US Imposes 1-year Ban on Filipino Workers Due to High Overstaying Rate

Overseas Filipino workers (OFWs) who seek to land a job in the US will have to wait for a year as the United States is closing its doors to migrant workers from the Philippines due to the country’s high overstaying rate.

This could mean that other countries who are in need of migrant workers, such as Japan, China, Israel, and Russia, among others, will get their fill of the manpower supply offered by the Philippines, due to the immigration shutdown imposed by the US under the Trump administration.

One Year Ban on Filipino Workers in the US Imposed due to High Overstaying Rate
Image Credit: Wikimedia Commons

US Imposes 1-year Ban on Filipino Workers w/ H-2A, H-2B Visas

The United States Department of Homeland Security (U.S.D.H.S.) has put into effect a one-year labour ban on migrant Filipino workers seeking jobs across the United States under the federal H-2A and H-2B programs, as shared in a report by GMA News Online.

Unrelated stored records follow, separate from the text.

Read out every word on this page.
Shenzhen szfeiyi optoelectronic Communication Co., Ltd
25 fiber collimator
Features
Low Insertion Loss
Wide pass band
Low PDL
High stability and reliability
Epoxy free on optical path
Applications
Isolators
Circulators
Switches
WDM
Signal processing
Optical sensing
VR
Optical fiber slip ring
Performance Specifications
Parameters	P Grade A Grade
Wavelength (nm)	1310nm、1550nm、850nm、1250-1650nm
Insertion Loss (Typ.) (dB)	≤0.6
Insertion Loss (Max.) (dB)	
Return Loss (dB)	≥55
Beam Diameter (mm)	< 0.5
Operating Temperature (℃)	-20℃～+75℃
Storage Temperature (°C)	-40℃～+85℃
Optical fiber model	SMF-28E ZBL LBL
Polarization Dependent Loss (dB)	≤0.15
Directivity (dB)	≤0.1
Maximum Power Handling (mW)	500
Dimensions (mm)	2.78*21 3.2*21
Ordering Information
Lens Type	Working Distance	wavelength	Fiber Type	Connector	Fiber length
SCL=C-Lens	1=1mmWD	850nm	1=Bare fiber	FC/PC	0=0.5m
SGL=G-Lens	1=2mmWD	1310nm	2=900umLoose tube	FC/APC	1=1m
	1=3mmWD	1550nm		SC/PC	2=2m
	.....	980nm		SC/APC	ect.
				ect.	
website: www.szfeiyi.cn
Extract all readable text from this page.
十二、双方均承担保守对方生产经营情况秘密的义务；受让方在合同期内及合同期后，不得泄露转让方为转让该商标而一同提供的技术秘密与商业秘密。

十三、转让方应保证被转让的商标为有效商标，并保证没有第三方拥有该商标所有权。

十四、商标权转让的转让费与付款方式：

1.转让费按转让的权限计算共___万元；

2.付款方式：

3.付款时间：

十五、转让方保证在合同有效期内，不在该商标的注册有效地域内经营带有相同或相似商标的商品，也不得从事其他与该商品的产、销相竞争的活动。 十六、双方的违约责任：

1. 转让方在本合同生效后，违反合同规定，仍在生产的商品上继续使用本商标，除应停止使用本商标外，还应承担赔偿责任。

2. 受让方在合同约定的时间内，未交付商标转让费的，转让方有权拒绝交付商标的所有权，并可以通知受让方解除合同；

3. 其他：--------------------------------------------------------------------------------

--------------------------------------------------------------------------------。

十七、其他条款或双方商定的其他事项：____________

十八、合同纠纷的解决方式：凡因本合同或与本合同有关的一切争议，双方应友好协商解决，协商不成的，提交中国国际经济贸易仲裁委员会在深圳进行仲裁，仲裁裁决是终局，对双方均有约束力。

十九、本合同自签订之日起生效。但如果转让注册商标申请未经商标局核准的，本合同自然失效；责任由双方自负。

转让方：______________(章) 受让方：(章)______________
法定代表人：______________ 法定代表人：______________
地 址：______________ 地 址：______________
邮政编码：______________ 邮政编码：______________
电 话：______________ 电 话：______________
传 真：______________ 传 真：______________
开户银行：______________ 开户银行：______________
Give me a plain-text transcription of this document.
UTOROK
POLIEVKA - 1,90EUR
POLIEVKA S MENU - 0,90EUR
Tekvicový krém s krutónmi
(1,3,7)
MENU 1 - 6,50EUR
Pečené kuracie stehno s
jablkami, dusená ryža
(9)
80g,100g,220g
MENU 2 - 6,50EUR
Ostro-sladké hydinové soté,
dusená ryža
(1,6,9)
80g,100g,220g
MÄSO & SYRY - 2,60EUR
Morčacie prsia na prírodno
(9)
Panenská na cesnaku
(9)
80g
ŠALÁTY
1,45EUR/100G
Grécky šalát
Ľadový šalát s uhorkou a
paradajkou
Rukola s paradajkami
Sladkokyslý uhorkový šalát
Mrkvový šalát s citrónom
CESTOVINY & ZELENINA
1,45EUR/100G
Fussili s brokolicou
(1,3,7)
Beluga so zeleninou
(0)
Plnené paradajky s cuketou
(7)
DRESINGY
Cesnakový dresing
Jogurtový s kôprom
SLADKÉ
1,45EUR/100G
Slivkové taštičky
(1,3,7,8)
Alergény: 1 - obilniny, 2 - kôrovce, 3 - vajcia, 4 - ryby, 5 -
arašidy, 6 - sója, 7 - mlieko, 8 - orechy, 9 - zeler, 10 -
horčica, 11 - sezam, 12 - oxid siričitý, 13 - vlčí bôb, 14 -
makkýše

The DHS, in its notice posted in the Federal Register last January 18, banned the entry of additional Filipino workers holding H2-A and H2-B visas due to “severe” overstaying and human trafficking issues.

The immigration shutdown was put into effect from January 19, 2019 to January 18, 2020.

H-2A visas are temporary visas given to foreign agricultural workers, whereas the H-2B visas are issued to foreign workers offering non-agricultural services in the US.

According to the DHS notice, the Philippines is among the countries with high H-2B overstaying rate. In fiscal year 2017, the DHS estimated that nearly 40 percent of H-2B visa holders from the Philippines have overstayed during their authorized period of stay in the country.

Moreover, the DHS cited that overstaying as well as human trafficking concerns have reached “severe levels” to warrant the removal of the H-2A program as well, citing a 4-fold increase in H-2A visa applications between 2015 to 2018.

The DHS has also imposed the same ban on workers from Ethiopia and the Dominican Republic.

The notice, however, does not affect the status of aliens who currently hold H-2A or H-2B non-immigrant status.